Ситуация осложнялась ещё и тем, что северная Галиция по решению Любечского снема в 1097 г. “законно” (как и Полоцкая земля в нач. XIв.) выпала из лествичного правила княжений и была отдана князьям-сиротам (иначе - “изгоям”) Володарю и Васильку Ростиславичам. Галицкий стол стал наследственным в пределах одного колена (передавался старшему сыну).

Это обстоятельство, несомненно, способствовало усилению боярства, так как, во-первых, отлучённые от Киева князья не могли рассчитывать на мощную поддержку оттуда. Во-вторых, князь и, что важнее, княжеская дружина переставала быть мобильной, оседала на земле и превращалась в боярство с соответствующими статусу интересами, проникалась аристократическим духом. В усилении князя она теперь не была заинтересована, но, как и родовая аристократия, стремилась управлять князем в своих интересах и противостоять властным княжеским устремлениям. “В этом приграничном русском княжестве, - писал С.М.Соловьёв, - в 70-х годах ХII века обнаружилось явление, подобных которому не видим в остальных волостях русских, именно важное значание бояр, пред которым никнет значение князя”.

Политическая история галицийской части будущего Галицко-Волынского княжества отражает описанное противоречие. Так, даже крупнейший государственный деятель своего времени, при котором Галицкое княжество достигло наивысшего расцвета и могущества, и который играл не последнюю роль в решении общерусских проблем, внук Володаря князь Ярослав Владимирович Осмомысл (1152-1187) не был вполне независимым от боярского влияния. Боярство вмешивалось не только в дела управления и внешней политики, но и в личную жизнь князя. Боярами заживо была сожжена возлюбленная Ярослава, Анастасия, избиты её приверженцы и защитники, а сам Ярослав, взятый боярами под стражу, был вынужден поклясться на кресте, что будет хорошо жить со своей женой (княгиня Ольга, дочь Юрия Долгорукого, оскорблённая изменой в 1173г., забрав сына, покинула княжество).

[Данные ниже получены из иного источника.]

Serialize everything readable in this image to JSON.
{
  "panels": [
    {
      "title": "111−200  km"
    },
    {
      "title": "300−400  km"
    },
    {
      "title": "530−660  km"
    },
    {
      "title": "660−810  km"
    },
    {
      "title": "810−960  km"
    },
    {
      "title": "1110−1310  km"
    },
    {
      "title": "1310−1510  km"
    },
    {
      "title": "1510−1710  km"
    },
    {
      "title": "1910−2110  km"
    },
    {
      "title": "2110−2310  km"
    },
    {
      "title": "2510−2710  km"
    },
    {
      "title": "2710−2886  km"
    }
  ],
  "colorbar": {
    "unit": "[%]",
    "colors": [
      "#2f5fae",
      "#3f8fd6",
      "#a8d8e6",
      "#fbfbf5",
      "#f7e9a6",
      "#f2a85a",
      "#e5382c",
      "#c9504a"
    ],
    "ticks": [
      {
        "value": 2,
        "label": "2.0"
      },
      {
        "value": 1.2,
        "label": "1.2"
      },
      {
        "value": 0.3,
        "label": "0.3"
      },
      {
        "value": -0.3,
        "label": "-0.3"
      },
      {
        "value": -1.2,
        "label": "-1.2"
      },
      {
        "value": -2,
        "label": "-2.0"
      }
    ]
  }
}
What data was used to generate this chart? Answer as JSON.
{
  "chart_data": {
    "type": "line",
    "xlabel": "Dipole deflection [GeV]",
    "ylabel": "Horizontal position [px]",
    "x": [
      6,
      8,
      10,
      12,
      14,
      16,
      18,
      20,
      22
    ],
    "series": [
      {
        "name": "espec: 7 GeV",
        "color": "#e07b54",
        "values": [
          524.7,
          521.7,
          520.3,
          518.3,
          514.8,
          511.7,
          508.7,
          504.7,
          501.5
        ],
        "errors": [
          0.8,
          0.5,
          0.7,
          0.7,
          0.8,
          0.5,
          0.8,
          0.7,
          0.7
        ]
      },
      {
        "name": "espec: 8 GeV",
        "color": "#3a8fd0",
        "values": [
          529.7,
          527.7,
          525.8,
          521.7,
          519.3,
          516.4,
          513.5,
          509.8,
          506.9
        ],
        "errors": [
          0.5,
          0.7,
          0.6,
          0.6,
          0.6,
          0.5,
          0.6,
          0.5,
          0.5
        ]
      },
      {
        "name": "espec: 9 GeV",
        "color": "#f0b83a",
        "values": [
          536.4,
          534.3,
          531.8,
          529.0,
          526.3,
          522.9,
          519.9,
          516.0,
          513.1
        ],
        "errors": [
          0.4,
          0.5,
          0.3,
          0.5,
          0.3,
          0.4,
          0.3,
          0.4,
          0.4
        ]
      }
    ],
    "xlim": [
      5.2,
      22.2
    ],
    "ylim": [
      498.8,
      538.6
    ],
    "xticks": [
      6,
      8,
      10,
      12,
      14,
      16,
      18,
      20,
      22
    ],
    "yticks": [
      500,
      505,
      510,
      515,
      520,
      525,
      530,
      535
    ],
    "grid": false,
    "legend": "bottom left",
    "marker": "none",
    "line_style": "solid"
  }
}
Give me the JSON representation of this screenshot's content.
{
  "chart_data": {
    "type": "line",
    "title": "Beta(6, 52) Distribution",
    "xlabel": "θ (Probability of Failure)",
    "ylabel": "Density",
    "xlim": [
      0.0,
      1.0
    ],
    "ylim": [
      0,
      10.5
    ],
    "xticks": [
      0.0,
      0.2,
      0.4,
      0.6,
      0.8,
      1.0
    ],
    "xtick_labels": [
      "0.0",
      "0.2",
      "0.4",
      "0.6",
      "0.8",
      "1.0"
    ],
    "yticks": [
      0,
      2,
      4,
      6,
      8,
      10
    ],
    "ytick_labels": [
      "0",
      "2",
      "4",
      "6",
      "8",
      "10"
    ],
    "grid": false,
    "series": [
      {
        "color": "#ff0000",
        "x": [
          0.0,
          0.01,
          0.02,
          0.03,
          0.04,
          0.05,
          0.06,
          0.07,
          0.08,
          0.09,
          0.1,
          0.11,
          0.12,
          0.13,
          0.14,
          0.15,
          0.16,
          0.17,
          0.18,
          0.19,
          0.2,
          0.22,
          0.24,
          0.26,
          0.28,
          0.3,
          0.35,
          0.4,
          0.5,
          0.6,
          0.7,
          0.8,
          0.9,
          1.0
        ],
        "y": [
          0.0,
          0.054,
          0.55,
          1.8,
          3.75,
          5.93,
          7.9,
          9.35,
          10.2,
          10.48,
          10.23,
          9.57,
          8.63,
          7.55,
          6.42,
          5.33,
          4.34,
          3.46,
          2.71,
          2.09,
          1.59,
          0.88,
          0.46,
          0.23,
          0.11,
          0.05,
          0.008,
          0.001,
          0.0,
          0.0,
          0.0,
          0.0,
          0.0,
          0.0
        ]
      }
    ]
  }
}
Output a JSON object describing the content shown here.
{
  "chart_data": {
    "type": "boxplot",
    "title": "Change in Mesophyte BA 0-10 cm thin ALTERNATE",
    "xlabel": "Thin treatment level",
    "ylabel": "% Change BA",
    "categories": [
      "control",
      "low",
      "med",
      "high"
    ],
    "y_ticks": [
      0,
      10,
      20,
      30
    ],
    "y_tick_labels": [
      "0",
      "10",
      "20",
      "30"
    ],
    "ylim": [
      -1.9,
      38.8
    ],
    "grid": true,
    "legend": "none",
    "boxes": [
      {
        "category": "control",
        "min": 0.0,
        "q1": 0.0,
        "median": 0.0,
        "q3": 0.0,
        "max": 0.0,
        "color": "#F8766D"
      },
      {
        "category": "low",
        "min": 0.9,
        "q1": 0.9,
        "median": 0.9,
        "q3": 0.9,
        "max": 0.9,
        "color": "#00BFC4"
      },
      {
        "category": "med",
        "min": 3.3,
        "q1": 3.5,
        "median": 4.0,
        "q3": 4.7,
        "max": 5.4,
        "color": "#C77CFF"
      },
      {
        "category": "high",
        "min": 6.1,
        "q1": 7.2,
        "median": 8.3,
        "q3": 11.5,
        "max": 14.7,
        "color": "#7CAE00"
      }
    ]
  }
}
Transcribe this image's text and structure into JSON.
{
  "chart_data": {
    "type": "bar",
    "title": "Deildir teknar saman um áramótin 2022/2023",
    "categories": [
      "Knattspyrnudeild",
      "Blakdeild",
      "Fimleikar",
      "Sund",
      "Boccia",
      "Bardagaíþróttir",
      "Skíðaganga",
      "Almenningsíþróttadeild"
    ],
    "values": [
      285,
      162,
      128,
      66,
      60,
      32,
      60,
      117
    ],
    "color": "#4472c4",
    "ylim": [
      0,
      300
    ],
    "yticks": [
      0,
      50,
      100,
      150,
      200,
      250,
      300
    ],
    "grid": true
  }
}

Для сравнения, автор “Слова о полку Игореве” так изображает могущество галицкого князя и его господство на всём юго-западе Руси: “Ты высоко сидсшь на своём златокованном престоле и железными полками своими подпираешь горы угорские (Карпатские), затворяешь ворота Дуная, заступаешь пути королю (венгерскому), отворяешь по воле ворота Киеву и далеко мечешь своими стрелами”.

Не удалась и попытка Ярослава оставить Галич сыну Анастасии Олегу. Бояре изгнали последнего, передали княжение старшему сыну Ярослава Владимиру (1187-1198), но вскоре из-за строптивости князя и желания Владимира жить по-своему прогнали и его. Владимиру удалось вернуться в Галич только в 1190 г.

После смерти Владимира род галицких князей прекратился, что дало возможность волынскому князю Роману Мстиславичу в 1199 г. в очередной попытке объединить под своей властью Волынь и Галицию.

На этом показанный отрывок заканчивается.